Si extendiéramos el juego e incluyéramos gran parte de esa lista de conceptos “técnicos”, que los profesores de teoría económica parecen utilizar sin muchas convicciones, dado que se ven obligados a utilizar el verbo suponer anteponiéndolo al discurso posterior. Por ejemplo: “Supongamos que tenemos un mercado, en el cual…etc., etc.,”. Siguiendo la propuesta de Paul Ricoeur, deberíamos preguntarles a esos profesores: “¿Existen o no esos mercados? ¿Por qué hay que construir su discurso sostenido por un supuesto? O, si nos atreviéramos más: ¿Todo el edificio teórico de la economía requiere ese artificio? ¿No habrá llegado la hora de seguir los pasos de los “arrancadores de máscaras” y desmentir todo aquello que no tenga un sustento histórico?”

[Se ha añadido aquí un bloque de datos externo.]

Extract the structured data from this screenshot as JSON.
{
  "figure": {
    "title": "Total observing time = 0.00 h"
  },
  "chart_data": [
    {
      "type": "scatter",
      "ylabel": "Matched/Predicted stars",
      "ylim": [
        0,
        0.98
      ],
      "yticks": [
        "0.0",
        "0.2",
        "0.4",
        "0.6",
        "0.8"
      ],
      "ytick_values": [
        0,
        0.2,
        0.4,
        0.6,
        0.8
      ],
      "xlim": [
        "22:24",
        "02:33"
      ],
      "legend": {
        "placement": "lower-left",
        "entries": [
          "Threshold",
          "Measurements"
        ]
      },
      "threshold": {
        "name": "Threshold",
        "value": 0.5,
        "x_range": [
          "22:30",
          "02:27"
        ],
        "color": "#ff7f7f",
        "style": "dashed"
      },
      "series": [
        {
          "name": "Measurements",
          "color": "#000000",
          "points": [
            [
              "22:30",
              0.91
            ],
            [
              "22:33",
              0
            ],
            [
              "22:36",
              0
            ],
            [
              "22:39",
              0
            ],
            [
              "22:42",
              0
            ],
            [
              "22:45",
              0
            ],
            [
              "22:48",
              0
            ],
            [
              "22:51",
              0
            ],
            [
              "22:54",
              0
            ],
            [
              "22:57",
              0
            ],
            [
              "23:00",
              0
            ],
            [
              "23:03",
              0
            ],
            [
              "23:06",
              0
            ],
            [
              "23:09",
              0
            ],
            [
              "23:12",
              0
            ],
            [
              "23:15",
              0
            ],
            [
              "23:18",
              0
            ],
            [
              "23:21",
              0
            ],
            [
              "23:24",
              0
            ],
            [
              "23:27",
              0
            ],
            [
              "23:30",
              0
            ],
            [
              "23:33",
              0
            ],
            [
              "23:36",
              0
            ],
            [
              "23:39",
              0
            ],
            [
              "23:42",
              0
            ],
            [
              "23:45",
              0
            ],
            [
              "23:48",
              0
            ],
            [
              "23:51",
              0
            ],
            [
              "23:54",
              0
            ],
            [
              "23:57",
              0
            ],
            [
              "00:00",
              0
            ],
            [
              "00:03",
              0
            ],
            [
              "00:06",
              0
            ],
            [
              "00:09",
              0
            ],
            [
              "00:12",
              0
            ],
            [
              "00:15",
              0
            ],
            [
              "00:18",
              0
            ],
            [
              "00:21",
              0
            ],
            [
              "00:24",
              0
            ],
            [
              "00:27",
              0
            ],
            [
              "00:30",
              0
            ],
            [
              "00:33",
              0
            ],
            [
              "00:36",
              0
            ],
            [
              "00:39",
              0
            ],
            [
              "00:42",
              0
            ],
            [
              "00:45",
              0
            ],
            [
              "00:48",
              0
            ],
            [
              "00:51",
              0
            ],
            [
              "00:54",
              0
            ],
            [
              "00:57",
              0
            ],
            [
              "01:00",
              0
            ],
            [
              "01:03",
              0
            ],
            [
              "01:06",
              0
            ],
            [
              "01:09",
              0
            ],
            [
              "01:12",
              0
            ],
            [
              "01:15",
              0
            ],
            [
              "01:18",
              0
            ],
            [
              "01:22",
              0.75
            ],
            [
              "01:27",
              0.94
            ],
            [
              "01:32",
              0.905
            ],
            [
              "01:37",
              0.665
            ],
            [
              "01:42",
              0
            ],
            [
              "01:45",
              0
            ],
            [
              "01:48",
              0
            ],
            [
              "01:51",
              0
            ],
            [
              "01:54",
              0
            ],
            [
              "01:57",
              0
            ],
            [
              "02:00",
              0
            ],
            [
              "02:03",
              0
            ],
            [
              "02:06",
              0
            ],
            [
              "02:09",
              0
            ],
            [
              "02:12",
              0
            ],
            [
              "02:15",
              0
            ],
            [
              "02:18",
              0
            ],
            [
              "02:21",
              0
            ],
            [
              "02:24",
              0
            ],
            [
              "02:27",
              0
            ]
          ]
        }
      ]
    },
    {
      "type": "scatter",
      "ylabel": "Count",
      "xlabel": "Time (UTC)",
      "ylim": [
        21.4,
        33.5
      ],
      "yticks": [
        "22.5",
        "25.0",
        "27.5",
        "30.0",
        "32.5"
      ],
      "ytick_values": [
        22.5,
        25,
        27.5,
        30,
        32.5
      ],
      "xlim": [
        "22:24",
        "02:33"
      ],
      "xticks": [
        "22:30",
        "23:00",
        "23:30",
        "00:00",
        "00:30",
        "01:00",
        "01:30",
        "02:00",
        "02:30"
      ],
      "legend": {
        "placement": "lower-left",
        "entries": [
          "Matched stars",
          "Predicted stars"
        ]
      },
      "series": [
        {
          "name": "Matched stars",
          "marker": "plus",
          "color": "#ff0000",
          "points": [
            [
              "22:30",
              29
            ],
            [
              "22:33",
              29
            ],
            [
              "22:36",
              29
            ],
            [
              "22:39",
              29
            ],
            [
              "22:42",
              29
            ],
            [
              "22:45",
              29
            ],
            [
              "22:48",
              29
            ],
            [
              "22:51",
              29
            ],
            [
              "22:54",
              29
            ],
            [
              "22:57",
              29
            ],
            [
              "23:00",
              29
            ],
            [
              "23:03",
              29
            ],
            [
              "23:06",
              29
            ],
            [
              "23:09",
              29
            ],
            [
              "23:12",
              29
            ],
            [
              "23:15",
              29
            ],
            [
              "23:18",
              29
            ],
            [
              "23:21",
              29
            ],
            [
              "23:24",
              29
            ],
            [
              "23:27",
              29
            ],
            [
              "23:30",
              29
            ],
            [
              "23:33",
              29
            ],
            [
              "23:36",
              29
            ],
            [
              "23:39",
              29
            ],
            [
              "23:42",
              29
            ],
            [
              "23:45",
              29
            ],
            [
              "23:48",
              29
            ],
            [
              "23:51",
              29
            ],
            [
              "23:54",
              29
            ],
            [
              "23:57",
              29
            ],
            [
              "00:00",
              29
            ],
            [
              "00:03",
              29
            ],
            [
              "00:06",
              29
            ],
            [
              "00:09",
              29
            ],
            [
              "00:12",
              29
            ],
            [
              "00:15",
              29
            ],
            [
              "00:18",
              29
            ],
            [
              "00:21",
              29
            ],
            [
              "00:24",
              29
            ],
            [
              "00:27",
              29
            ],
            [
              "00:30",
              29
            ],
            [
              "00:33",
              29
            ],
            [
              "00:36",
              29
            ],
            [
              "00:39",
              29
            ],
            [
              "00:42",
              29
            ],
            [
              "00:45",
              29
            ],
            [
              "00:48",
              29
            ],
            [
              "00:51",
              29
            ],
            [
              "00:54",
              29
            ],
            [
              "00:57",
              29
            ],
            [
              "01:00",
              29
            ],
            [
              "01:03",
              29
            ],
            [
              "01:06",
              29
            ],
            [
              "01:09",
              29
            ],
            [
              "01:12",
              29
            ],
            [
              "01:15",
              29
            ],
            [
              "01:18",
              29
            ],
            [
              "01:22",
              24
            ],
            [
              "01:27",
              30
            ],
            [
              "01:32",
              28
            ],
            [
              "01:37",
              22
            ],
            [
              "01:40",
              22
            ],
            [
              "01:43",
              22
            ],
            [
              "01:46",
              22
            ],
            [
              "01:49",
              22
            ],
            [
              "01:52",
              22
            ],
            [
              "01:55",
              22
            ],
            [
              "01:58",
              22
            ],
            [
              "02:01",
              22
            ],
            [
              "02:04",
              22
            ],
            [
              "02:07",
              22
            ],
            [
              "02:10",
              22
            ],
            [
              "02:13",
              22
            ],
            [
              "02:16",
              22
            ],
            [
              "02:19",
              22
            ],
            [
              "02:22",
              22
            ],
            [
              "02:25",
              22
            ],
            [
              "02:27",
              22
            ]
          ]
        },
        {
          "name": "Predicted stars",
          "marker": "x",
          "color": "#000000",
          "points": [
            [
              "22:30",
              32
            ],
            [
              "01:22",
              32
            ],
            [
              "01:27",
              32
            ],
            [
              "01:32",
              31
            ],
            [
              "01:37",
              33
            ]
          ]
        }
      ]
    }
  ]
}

Por ejemplo, Carlos Marx, desenmascaraba a los justificadores del orden capitalista existente (de explotación de los trabajadores) escritas en La ideología alemana (1845). Todo ello un siglo antes que la escuela de Chicago jugara con los números y las ecuaciones. Con estas sencillas palabras:
«Las premisas de que partimos no son bases arbitrarias, ni dogmas; son bases reales que sólo con la imaginación podemos abstraer. Son los individuos reales, su actividad y sus condiciones materiales de vida, tanto las que encontraron ya preparadas como las que han podido crear con el propio esfuerzo. Estas bases son, pues, comprobables por vía puramente empírica».

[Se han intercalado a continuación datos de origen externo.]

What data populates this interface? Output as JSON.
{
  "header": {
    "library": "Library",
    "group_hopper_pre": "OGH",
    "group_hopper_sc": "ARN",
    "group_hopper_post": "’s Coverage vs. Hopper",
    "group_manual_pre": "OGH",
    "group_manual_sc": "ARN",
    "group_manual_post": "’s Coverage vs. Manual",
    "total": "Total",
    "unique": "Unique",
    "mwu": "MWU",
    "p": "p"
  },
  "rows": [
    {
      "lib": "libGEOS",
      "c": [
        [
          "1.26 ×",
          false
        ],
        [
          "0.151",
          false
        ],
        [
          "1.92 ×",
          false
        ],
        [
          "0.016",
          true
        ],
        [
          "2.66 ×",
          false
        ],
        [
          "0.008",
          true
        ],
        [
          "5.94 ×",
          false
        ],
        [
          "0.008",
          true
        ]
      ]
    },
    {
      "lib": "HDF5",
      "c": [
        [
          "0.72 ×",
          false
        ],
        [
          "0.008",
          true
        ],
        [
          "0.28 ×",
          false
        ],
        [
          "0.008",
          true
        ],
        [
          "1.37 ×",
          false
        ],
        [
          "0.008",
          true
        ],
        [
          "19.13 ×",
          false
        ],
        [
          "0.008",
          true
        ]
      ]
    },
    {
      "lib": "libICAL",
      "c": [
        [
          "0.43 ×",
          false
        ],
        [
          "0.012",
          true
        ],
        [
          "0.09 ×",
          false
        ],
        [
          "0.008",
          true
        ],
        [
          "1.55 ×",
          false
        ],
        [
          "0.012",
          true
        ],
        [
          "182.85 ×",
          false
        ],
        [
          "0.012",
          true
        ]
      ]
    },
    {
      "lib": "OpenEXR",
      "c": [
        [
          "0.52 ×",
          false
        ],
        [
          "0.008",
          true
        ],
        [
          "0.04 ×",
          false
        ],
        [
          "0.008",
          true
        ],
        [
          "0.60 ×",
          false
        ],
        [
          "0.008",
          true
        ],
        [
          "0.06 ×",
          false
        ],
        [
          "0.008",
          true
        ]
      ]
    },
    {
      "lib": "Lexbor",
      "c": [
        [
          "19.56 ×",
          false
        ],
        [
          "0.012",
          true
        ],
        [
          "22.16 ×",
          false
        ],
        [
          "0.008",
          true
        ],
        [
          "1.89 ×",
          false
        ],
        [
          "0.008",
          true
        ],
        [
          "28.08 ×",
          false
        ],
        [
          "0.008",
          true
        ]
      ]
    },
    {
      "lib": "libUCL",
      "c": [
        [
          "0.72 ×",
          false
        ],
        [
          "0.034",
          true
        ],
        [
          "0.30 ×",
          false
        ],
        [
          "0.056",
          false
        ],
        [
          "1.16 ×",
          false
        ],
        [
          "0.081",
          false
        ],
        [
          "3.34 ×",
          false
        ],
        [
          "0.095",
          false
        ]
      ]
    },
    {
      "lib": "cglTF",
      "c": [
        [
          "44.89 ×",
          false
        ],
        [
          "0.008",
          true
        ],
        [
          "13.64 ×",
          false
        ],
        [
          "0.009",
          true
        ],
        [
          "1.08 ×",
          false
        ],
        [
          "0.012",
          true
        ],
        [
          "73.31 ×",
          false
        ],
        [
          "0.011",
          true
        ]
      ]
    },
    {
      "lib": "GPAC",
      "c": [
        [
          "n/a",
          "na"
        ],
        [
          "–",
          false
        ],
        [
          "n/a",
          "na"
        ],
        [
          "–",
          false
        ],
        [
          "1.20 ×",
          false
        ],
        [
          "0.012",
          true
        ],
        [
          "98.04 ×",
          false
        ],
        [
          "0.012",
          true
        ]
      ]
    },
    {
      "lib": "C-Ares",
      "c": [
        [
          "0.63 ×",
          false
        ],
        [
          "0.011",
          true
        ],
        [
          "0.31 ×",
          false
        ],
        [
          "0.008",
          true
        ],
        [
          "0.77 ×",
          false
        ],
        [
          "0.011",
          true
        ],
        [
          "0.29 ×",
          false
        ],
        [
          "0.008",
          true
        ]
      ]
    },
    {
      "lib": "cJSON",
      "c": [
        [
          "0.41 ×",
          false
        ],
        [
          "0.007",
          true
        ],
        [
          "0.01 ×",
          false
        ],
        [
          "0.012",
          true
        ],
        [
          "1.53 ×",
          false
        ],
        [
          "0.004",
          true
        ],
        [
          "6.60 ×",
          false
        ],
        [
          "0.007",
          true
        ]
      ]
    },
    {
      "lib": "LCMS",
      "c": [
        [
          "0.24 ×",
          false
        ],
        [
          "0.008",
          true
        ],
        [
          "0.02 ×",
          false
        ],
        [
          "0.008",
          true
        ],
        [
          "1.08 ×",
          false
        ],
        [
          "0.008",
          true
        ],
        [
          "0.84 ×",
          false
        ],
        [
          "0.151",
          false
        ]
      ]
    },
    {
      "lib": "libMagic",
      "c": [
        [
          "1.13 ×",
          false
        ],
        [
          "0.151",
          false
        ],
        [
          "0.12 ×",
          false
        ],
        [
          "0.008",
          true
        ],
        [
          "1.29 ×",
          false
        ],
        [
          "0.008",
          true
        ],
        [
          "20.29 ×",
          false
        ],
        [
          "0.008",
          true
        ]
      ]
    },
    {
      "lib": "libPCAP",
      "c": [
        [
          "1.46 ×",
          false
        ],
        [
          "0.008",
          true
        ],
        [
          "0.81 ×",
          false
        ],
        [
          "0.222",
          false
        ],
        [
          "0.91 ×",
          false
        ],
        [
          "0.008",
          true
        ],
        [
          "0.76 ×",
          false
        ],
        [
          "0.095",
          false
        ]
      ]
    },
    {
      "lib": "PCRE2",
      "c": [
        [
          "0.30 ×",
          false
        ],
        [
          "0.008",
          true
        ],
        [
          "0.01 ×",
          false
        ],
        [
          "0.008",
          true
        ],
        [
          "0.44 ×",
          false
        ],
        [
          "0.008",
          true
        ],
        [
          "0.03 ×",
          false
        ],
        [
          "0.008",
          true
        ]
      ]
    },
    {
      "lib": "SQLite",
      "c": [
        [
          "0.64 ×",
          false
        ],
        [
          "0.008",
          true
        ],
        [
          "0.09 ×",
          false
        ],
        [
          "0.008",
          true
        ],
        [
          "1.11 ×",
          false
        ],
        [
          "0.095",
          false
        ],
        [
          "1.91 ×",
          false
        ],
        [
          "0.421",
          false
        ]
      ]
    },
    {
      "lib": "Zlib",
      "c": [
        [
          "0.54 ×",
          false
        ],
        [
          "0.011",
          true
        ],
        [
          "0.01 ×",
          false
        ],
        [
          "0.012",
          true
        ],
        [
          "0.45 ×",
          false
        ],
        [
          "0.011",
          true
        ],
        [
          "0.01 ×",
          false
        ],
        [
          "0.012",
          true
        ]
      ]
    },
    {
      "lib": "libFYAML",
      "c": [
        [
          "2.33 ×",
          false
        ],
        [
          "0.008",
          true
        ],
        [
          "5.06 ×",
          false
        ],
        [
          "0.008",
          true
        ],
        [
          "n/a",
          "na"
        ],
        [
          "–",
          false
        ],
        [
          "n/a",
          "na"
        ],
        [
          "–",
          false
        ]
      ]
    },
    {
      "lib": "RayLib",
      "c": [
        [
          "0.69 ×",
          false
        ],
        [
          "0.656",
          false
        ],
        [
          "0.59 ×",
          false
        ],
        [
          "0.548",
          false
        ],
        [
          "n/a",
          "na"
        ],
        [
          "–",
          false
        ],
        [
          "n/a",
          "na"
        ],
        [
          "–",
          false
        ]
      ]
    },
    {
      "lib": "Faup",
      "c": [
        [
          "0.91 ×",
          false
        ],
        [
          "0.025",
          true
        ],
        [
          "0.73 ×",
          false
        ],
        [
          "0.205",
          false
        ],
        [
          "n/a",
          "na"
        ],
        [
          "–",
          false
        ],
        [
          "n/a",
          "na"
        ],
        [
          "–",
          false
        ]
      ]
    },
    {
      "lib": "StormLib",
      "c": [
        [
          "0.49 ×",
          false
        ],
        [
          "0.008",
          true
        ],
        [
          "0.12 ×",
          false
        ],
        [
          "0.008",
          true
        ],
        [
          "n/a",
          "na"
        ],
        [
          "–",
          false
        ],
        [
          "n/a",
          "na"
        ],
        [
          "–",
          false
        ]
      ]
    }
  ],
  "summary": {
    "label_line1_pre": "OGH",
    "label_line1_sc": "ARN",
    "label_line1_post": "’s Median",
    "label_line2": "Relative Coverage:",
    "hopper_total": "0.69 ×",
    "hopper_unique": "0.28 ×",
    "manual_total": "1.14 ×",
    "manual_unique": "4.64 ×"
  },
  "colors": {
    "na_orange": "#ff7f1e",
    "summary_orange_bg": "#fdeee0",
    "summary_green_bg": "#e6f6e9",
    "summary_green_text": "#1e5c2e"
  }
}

Marx, con sus críticas ponía en evidencia que la economía liberal parte de una fábula de un mercado de libre competencia, donde los compradores y los vendedores concurren sin ninguna limitación de ninguna naturaleza. Este mercado es, en realidad, una máscara que oculta que entre los vendedores se presentan aquellos que no tienen para vender más que sus manos que producen. La libertad de estos consiste en “ofrecerse libremente” a quien le va a comprar esa fuerza poniendo él libremente el precio que le va a pagar. Agregaba Marx que ese mercado requiere, como la historia de los últimos siglos ha mostrado, una cantidad mayor de oferta de trabajo que la necesaria, a eso lo llamó Ejército industrial de reserva:
«Es un concepto desarrollado por Karl Marx en su obra El Capital que se refiere a la existencia estructural, en las sociedades cuyo modo de producción es el capitalista. Éste requiere, que una parte de la población sea excedentaria (la fuerza de trabajo) respecto a las necesidades de la acumulación del capital. Un ejército industrial de reserva —un ejército de desempleados permanente— es necesario para el buen funcionamiento del sistema de producción capitalista y la necesaria acumulación de capital».
Marx desenmascara el juego de las libertades en el cual un patrón compra y paga libremente la fuerza de trabajo que el obrero ofrece libremente para cobrar libremente el precio que ofrece libremente el patrón. Esto se denomina en la economía clásica: un mercado de libre concurrencia.
[1] Según la Academia de la Lengua: «Deseo constante, y a veces excesivo, de hacer una cosa de la forma más completa o perfecta posible».